Aquel aviador que repartía música
Un nuevo libro retrata la trayectoria humana y musical de Ángel Álvarez
Intenten imaginar el Madrid de los años sesenta. Un observador atento podría detectar actividades similares a las de una organización clandestina ¡o una secta!: jóvenes que obedecían a un distinguido hombre mayor. Como centro de operaciones, un anónimo edificio de oficinas. Allí recogían unas hojas, impresas con ciclostil, que los responsables de cada distrito de la capital buzoneaban discretamente entre los afiliados. Aparte, se reunían los domingos.
Según explica Javier Lodín, en su reciente Música y leyenda (Piezas Azules), ese era el modus operandi del club de simpatizantes de Caravana Musical y Vuelo 605, programas de radio pilotados por Ángel Álvarez. Que no era precisamente un subversivo: tras la Guerra Civil, se reenganchó al Ejército del Aire; en 1947, saltó a la compañía Iberia. Como radiotelegrafista, volaba con frecuencia a Nueva York, donde asistía a espectáculos de Broadway y conseguía discos no disponibles en España. En 1960, decidió compartir sus hallazgos en programas radiofónicos.
El punto: no solo presentaba música desconocida en nuestro país, también resultó ser un locutor excepcional. Voz intimista, ritmo pausado, capacidad de comunicación con aquel ente llamado “la juventud”. Entre sus oyentes estaba buena parte de los periodistas musicales, radiofonistas y disqueros que destacarían durante los setenta.
¿Qué pinchaba Álvarez? Su gusto personal tendía al middle of the road: baladistas, orquestas ligeras, pop del Brill Building, el countrypolitan de Nashville. Sus estancias en Manhattan coincidieron con el auge del Greenwich Village, lo que unido a su buena relación con el sello Elektra Records, facilitó que sus espacios fueran la cabeza de playa del movimiento folk: en las reuniones dominicales actuaron Joaquín Díaz o Nuestro Pequeño Mundo.
La incorporación de adolescentes a su equipo de confianza permitió que se abriera al rock en su década más expansiva. Entre esos incondicionales estaba Carlos Charlie Domínguez, el único que ascendió a la categoría de ayudante con sueldo. Ejerció de producer: escribía guiones, seleccionaba artistas y canciones, organizaba la cooptación de los temas distinguidos como Series Doradas.
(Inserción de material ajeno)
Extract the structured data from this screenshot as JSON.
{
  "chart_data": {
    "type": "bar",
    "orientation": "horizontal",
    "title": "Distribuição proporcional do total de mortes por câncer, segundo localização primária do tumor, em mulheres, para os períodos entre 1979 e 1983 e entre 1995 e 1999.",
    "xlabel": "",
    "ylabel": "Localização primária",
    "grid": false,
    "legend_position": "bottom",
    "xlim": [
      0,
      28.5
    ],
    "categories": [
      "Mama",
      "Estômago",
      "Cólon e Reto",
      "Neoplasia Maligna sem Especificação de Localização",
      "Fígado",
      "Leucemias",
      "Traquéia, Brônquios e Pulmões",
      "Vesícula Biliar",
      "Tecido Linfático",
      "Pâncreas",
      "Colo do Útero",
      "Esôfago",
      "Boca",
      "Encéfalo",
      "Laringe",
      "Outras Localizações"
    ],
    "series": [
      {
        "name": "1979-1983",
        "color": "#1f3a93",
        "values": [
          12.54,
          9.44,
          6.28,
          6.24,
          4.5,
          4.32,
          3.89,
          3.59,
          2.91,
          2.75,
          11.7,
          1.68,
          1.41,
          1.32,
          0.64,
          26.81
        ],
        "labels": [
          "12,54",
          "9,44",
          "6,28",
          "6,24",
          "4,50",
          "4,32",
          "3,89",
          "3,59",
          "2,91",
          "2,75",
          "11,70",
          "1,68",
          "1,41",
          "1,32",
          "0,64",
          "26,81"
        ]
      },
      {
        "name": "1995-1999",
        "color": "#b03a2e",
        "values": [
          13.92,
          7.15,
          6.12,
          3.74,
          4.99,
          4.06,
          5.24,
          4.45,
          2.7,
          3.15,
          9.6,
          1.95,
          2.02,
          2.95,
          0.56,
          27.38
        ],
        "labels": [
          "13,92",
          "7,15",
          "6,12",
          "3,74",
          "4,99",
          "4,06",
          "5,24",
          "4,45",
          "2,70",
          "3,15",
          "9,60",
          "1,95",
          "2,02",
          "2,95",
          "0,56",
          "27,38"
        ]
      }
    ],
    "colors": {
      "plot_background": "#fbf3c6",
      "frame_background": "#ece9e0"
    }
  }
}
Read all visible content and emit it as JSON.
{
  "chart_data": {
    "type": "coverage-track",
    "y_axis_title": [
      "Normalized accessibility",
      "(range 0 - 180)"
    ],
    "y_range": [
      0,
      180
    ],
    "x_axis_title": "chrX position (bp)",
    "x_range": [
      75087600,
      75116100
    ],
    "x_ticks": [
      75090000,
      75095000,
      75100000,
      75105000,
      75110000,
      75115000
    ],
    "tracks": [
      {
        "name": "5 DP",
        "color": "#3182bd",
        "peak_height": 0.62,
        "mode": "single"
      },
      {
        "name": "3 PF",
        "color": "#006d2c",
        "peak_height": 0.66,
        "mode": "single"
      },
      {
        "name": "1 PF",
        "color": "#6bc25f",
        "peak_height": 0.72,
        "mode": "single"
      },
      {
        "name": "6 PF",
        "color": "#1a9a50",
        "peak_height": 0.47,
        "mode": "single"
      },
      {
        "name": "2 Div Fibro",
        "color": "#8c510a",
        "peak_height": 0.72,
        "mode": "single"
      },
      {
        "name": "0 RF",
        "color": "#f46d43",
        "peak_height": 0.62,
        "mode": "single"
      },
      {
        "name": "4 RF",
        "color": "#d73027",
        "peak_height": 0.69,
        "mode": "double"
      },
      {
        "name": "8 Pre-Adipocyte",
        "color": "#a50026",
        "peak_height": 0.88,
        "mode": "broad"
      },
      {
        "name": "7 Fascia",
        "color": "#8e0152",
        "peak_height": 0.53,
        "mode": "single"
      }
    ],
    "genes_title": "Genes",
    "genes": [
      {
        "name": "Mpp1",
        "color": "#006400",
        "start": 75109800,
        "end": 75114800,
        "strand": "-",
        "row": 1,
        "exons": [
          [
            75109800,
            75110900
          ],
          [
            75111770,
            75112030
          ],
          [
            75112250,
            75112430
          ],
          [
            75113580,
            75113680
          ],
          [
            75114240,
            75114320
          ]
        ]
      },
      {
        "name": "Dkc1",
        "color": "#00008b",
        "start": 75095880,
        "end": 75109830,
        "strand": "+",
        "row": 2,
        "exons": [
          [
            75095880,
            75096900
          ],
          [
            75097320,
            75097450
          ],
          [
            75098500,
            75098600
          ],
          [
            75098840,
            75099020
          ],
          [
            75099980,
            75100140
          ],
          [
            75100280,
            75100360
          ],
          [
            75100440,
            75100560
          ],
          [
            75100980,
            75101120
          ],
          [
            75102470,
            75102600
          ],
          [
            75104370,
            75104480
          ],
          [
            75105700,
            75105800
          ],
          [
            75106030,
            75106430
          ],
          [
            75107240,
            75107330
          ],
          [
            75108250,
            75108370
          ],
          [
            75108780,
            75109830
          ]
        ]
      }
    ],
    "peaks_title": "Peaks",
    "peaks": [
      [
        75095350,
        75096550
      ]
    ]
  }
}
¿Era posible tal exotismo en la España franquista? Sí, Álvarez empezó en La Voz de Madrid, perteneciente a la Radio del Movimiento. Lodín sugiere que hubo conflictos menores, ocasionales impedimentos para usar el auditorio de la emisora o el fugaz veto a los discos de twist (según algunas mentes preclaras, aquel baile significaba la apoteosis del erotismo). Felizmente, Ángel contaba con un patrocinador férreo: Ramón Areces, asturiano como él y presidente del Corte Inglés. Los grandes almacenes imprimían y distribuían unas octavillas de Caravana con información musical y listas de éxitos. Pongan esa última palabra entre comillas: la mayoría de aquellos temas no salían en España.
De alguna manera, Caravana y Vuelo 605 eran una burbuja, mantenida por aires de exclusividad, anhelos de la misteriosa “calidad musical” y devoción por todo lo estadounidense. Lodín relata la decepción de Ángel Álvarez cuando –tras enterarse de la muerte del cantante vaquero Johnny Horton- acudió a la Embajada de Estados Unidos: no había libro de condolencias y, de hecho, ninguno de los funcionarios sabía quién era ese tal Horton.
Con el tiempo, aquella congregación se fue agriando. Surgieron fundamentalistas: se podía leer en el boletín que la versión del All Along the Watchtower dylaniano realizada por Jimi Hendrix era un horror (opinión no compartida por el propio Dylan, que adoptaría el arreglo hendrixiano). Brotaron polémicas: ese mismo año, 1968, un joven caravanero llamado Mario Pacheco aprovechó el micrófono que le ofrecía Álvarez para urgir a cambiar todo el concepto del programa. El locutor le toreó con habilidad: “todas las opiniones de los jóvenes deben ser consideradas”. Había surgido la contracultura y la música pop era territorio en disputa, incluso aquí. Pacheco fundaría luego Nuevos Medios; Álvarez seguiría haciendo su radio aterciopelada en RNE y la SER hasta su muerte, en 2004.